Follow these simple steps for a healthy and safe swim experience:

  • Use a high SPF sunscreen to protect yourself and your family from harmful UV rays that cause sunburn and skin cancer and reapply after swimming;
  • Wear insect repellent to prevent mosquito bites and the spread of mosquito-borne illnesses;
  • Shower with soap before you get in the water;
  • Limit the amount of fresh water going up your nose when swimming can help prevent the infection from the ameba Naegleria fowleri. The amoeba that causes the rare infection of the brain called primary amebic meningoencephalitis (PAM) is often fatal.
  • Don't swallow the water you swim in;
  • Stay out of the water if you have diarrhea, don’t swim until you are diarrhea-free for two weeks;
  • Parents should take children on bathroom breaks every 60 minutes;
  • Avoid contact with algae blooms;
  • Wash your hands after visiting the bathroom or changing diapers; and
  • Visit your local hardware or pool-supply store and purchase pool test strips to check the chlorine and pH levels before getting into the water.

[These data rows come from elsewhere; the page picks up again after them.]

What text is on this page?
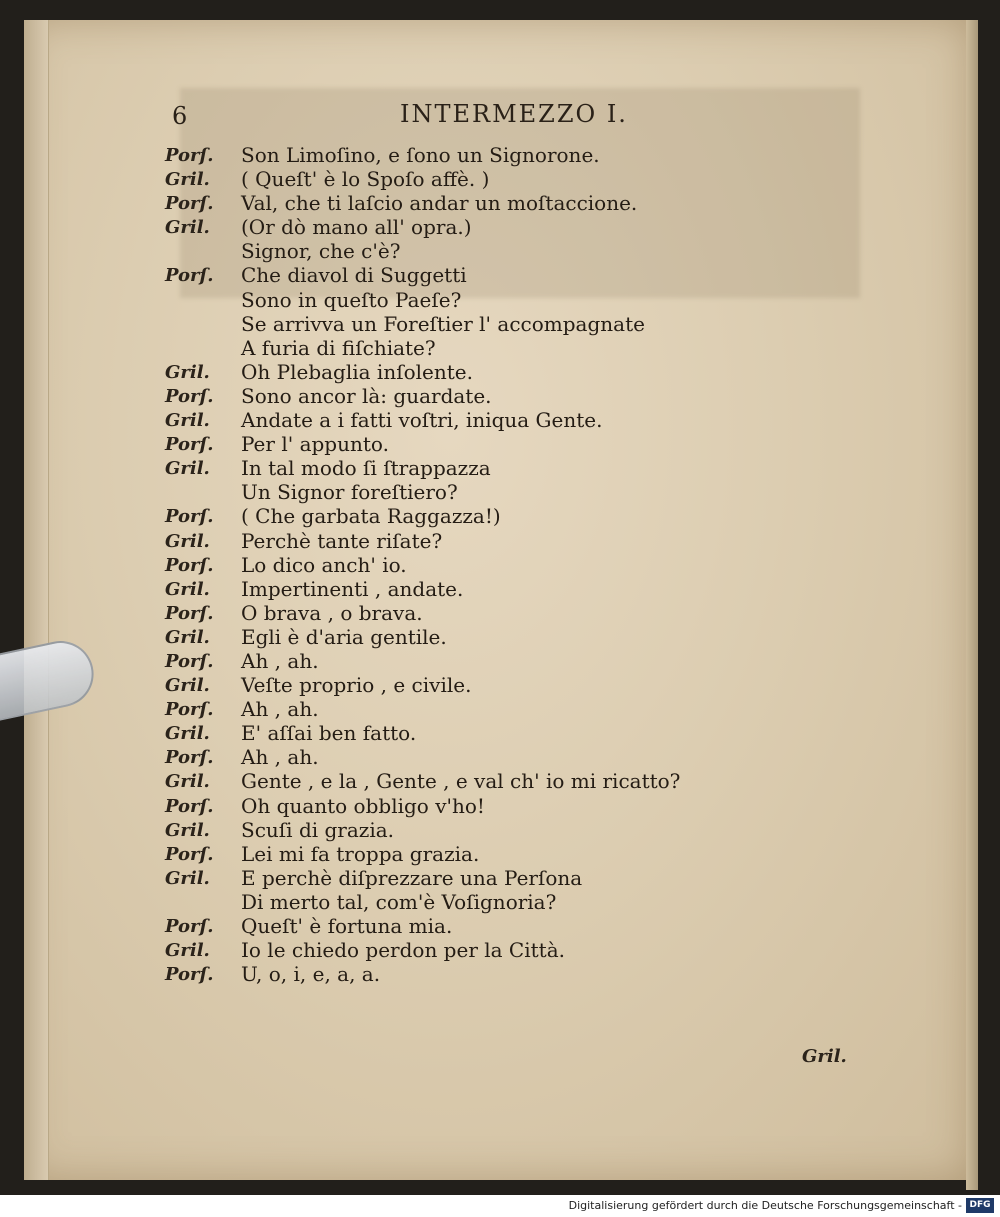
6	INTERMEZZO I.
Porſ.	Son Limoſino, e ſono un Signorone.
Gril.	( Queſt' è lo Spoſo affè. )
Porſ.	Val, che ti laſcio andar un moſtaccione.
Gril.	(Or dò mano all' opra.)
Signor, che c'è?
Porſ.	Che diavol di Suggetti
Sono in queſto Paeſe?
Se arrivva un Foreſtier l' accompagnate
A furia di fiſchiate?
Gril.	Oh Plebaglia inſolente.
Porſ.	Sono ancor là: guardate.
Gril.	Andate a i fatti voſtri, iniqua Gente.
Porſ.	Per l' appunto.
Gril.	In tal modo ſi ſtrappazza
Un Signor foreſtiero?
Porſ.	( Che garbata Raggazza!)
Gril.	Perchè tante riſate?
Porſ.	Lo dico anch' io.
Gril.	Impertinenti , andate.
Porſ.	O brava , o brava.
Gril.	Egli è d'aria gentile.
Porſ.	Ah , ah.
Gril.	Veſte proprio , e civile.
Porſ.	Ah , ah.
Gril.	E' aſſai ben fatto.
Porſ.	Ah , ah.
Gril.	Gente , e la , Gente , e val ch' io mi ricatto?
Porſ.	Oh quanto obbligo v'ho!
Gril.	Scuſi di grazia.
Porſ.	Lei mi fa troppa grazia.
Gril.	E perchè diſprezzare una Perſona
Di merto tal, com'è Voſignoria?
Porſ.	Queſt' è fortuna mia.
Gril.	Io le chiedo perdon per la Città.
Porſ.	U, o, i, e, a, a.
Gril.
Digitalisierung gefördert durch die Deutsche Forschungsgemeinschaft - DFG
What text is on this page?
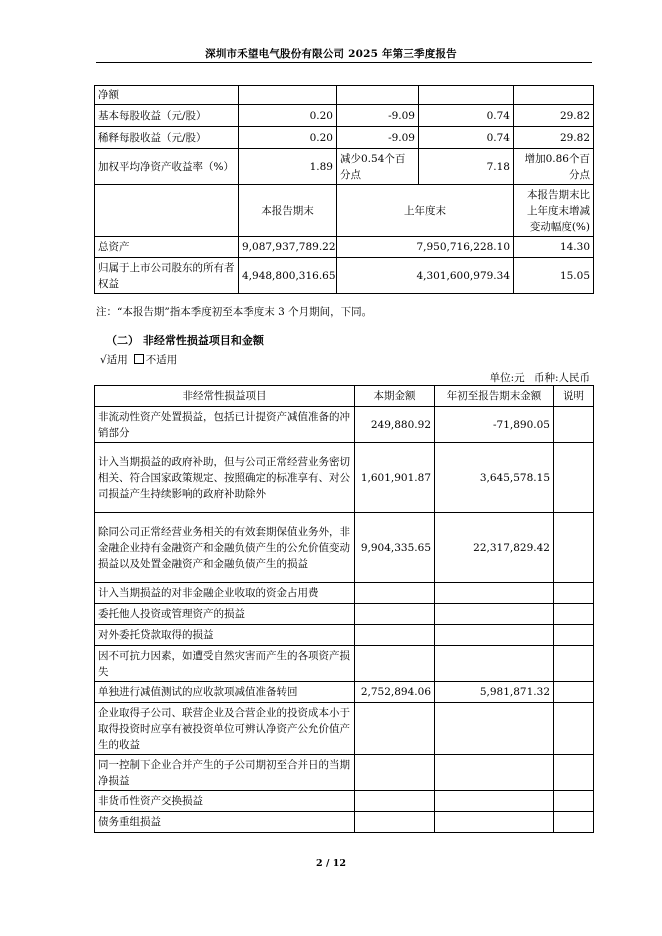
深圳市禾望电气股份有限公司 2025 年第三季度报告
净额				
基本每股收益（元/股）	0.20	-9.09	0.74	29.82
稀释每股收益（元/股）	0.20	-9.09	0.74	29.82
加权平均净资产收益率（%）	1.89	减少0.54个百分点	7.18	增加0.86个百分点
	本报告期末	上年度末		本报告期末比上年度末增减变动幅度(%)
总资产	9,087,937,789.22	7,950,716,228.10		14.30
归属于上市公司股东的所有者权益	4,948,800,316.65	4,301,600,979.34		15.05
注：“本报告期”指本季度初至本季度末 3 个月期间，下同。
（二） 非经常性损益项目和金额
√适用 不适用
单位:元 币种:人民币
非经常性损益项目	本期金额	年初至报告期末金额	说明
非流动性资产处置损益，包括已计提资产减值准备的冲销部分	249,880.92	-71,890.05	
计入当期损益的政府补助，但与公司正常经营业务密切相关、符合国家政策规定、按照确定的标准享有、对公司损益产生持续影响的政府补助除外	1,601,901.87	3,645,578.15	
除同公司正常经营业务相关的有效套期保值业务外，非金融企业持有金融资产和金融负债产生的公允价值变动损益以及处置金融资产和金融负债产生的损益	9,904,335.65	22,317,829.42	
计入当期损益的对非金融企业收取的资金占用费			
委托他人投资或管理资产的损益			
对外委托贷款取得的损益			
因不可抗力因素，如遭受自然灾害而产生的各项资产损失			
单独进行减值测试的应收款项减值准备转回	2,752,894.06	5,981,871.32	
企业取得子公司、联营企业及合营企业的投资成本小于取得投资时应享有被投资单位可辨认净资产公允价值产生的收益			
同一控制下企业合并产生的子公司期初至合并日的当期净损益			
非货币性资产交换损益			
债务重组损益			
2 / 12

Parents should also be aware that the use of swim diapers and swim pants doesn’t necessarily keep fecal bacteria out of the water, and some germs can survive days even in properly chlorinated pools.

In addition to being aware of water quality, Floridians can take simple precautions to prevent injury or drowning. By incorporating layers of protection, including supervision, barriers and emergency preparedness, pool-goers can swim safely and securely.

Swimming is a fun form of exercise and a great way to get some relief from the heat. By following some simple steps, Floridians and visitors can ensure that the water they are swimming is safe and that their time with loved ones won’t be interrupted by injury or illness.

About the Florida Department of Health

The department, nationally accredited by the Public Health Accreditation Board, works to protect, promote, and improve the health of all people in Florida through integrated state, county and community efforts.